O segundo turno está previsto para 21 de fevereiro de 2027, enquanto os resultados finais deverão ser divulgados em 7 de março, segundo o decreto.
O documento ressalta, contudo, que o calendário "depende do estabelecimento de um ambiente de segurança aceitável e da disponibilidade dos recursos financeiros necessários".
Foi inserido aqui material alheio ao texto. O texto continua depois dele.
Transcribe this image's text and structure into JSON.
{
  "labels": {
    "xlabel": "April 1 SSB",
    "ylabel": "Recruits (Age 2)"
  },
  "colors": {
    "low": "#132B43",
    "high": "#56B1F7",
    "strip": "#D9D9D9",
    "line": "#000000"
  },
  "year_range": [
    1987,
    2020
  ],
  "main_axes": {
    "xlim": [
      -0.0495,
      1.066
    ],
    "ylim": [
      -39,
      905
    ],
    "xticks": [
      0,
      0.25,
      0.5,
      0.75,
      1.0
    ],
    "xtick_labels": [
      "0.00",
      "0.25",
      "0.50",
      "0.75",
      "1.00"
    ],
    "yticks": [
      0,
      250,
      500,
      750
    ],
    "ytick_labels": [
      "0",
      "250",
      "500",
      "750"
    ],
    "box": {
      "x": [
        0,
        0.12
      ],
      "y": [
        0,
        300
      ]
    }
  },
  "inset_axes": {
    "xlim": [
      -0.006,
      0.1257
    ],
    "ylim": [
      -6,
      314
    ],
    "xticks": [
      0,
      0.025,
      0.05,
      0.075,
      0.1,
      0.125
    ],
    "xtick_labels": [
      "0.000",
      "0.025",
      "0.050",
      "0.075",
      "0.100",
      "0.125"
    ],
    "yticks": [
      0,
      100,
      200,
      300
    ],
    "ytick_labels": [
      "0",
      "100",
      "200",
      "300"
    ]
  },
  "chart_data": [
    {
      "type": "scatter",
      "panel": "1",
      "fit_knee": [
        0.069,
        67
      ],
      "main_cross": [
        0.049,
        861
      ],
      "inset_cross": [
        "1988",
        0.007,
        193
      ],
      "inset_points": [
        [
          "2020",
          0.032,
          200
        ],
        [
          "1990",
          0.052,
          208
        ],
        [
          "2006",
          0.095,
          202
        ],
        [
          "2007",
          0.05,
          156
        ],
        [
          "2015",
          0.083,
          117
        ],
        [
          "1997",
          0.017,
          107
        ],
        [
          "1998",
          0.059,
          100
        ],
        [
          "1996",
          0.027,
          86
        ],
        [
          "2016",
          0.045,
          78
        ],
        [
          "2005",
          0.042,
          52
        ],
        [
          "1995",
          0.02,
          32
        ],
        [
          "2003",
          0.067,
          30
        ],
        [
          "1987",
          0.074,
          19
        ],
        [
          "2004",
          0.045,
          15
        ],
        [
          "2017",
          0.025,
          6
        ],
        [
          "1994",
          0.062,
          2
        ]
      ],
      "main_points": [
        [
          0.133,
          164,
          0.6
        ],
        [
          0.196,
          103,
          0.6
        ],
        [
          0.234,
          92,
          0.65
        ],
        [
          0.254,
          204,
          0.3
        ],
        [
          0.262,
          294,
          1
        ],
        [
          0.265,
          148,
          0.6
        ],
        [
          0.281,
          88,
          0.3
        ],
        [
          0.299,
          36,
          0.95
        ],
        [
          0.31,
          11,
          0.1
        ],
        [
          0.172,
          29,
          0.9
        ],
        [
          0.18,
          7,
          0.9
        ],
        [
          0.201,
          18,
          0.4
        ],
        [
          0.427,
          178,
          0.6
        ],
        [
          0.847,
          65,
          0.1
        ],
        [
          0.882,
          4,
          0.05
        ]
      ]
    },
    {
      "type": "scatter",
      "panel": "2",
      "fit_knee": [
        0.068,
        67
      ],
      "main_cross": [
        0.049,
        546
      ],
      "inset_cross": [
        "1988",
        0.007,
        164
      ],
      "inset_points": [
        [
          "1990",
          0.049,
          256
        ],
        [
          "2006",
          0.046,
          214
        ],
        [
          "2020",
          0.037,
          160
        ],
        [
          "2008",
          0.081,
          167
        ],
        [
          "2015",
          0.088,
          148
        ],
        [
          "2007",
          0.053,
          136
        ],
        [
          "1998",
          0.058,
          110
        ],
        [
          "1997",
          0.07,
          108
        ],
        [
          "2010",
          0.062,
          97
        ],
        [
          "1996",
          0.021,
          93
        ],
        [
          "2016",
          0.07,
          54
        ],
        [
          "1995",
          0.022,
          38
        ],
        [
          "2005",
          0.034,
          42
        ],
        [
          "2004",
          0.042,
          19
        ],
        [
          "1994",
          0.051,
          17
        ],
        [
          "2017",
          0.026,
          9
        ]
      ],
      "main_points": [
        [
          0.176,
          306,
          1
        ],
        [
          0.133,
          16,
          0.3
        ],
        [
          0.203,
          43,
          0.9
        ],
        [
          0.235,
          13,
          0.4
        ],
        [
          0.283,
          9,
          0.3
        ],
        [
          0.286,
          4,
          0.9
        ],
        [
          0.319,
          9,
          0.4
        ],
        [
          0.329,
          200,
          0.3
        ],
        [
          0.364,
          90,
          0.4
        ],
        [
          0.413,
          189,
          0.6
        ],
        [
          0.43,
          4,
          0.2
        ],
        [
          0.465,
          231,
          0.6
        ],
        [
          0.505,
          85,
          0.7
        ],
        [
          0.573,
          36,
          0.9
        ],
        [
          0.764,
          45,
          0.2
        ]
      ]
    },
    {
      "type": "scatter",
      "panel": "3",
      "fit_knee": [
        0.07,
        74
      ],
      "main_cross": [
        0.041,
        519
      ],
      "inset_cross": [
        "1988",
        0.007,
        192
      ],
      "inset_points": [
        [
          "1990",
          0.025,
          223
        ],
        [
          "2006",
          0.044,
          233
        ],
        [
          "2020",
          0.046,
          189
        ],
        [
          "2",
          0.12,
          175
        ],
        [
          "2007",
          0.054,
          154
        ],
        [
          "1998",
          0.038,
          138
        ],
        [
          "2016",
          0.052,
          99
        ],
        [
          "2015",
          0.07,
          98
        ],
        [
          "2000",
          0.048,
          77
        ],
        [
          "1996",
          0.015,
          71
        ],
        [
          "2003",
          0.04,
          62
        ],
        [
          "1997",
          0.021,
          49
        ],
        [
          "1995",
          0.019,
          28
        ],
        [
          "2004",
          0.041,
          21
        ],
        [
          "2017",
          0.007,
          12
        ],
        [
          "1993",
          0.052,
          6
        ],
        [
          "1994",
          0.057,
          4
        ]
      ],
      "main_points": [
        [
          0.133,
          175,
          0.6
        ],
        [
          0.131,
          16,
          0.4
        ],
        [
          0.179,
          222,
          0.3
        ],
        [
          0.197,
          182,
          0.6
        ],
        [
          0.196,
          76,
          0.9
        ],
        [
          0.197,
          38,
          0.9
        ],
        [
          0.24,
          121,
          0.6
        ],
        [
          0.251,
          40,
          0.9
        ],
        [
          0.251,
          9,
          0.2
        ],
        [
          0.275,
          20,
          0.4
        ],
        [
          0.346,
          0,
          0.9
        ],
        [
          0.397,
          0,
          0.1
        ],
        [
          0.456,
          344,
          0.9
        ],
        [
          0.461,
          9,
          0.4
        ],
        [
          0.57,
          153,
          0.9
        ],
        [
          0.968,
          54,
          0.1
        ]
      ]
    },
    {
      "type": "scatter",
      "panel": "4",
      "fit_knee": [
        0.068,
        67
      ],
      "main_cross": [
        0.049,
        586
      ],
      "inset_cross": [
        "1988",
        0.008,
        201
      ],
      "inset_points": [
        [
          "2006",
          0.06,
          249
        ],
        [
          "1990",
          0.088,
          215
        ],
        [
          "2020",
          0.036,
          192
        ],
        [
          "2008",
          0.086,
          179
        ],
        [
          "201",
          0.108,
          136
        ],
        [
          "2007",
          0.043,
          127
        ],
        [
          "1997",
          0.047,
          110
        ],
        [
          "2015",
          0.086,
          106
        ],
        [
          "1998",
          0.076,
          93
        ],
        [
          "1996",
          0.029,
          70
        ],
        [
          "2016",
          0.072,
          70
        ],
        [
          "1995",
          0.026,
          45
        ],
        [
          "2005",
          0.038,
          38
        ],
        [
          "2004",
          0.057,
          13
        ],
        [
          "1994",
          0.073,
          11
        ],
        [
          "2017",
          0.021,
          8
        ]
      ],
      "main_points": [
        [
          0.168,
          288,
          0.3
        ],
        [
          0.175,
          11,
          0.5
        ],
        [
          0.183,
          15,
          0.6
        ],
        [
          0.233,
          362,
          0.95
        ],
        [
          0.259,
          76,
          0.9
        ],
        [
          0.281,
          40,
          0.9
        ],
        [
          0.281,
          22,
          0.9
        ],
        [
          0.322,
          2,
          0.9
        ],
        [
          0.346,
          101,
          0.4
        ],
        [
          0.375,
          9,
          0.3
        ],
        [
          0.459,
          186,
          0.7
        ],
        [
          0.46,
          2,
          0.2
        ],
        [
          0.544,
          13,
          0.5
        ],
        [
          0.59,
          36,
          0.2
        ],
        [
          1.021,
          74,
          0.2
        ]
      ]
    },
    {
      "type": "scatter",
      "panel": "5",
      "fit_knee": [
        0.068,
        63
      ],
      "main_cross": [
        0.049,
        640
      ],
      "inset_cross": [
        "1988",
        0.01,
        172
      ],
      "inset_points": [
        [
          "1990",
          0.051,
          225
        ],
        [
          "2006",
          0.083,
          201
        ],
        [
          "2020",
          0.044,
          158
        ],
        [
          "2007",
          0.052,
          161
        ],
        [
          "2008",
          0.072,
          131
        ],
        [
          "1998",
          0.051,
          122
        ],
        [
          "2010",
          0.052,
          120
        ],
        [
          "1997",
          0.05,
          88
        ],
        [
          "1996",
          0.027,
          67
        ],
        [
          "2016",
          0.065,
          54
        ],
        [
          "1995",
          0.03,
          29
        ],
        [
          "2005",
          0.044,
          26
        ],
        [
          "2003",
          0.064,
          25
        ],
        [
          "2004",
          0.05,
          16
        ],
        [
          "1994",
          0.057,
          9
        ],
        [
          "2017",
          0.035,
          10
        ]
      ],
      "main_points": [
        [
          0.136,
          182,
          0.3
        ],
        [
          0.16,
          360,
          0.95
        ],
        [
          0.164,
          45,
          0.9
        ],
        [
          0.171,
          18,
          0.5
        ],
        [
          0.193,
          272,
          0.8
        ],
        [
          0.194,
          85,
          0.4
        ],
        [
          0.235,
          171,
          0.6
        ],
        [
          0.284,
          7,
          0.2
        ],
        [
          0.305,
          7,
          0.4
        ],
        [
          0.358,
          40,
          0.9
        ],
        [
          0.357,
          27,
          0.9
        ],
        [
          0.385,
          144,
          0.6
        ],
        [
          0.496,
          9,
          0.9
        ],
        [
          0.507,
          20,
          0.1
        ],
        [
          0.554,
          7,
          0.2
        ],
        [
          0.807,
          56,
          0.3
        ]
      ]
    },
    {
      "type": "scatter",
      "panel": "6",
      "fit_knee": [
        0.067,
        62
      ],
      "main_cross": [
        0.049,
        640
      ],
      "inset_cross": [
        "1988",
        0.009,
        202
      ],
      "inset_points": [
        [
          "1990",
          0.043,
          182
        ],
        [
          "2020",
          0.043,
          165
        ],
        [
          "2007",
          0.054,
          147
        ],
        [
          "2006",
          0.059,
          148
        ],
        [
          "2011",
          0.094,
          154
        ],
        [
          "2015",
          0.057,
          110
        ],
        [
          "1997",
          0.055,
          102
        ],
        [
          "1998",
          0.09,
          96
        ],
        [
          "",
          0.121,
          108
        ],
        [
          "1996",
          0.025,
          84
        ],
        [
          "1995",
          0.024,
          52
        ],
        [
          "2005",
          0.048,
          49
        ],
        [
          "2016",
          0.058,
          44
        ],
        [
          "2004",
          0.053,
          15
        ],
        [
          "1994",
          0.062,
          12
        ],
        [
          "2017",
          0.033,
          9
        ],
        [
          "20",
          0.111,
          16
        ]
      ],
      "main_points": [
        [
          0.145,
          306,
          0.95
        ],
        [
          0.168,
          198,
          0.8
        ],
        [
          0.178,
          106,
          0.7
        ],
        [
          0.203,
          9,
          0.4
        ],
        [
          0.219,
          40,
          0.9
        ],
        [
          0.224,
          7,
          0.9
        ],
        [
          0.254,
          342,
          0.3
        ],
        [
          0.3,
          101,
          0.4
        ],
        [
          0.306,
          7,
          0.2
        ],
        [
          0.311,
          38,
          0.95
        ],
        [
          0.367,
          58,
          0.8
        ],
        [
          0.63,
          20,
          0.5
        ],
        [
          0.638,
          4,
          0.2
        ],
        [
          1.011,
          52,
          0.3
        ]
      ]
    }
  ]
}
O Haiti não realiza eleições desde 2016, e seu último presidente eleito, Jovenel Moïse, foi assassinado em 2021.
Gangues fortemente armadas controlam grandes áreas do país, incluindo a maior parte da capital, Porto Príncipe, o que lança dúvidas sobre a possibilidade de garantir segurança suficiente até dezembro.
Uma força internacional liderada pelo Quênia, enviada para reforçar a polícia haitiana, não conseguiu conter a violência.
Desde então, a missão autorizada pela ONU foi transformada em uma Força de Supressão às Gangues (GSF, na sigla em inglês), com um mandato mais amplo para enfrentar os grupos armados.
A Comunidade do Caribe (Caricom) saudou o decreto do Conselho Eleitoral.
Em comunicado, o Grupo de Pessoas Eminentes da Caricom pediu aos países que contribuem para a GSF que enviem seus efetivos "o mais cedo possível", a fim de reforçar a capacidade da missão "muito antes do primeiro turno das eleições".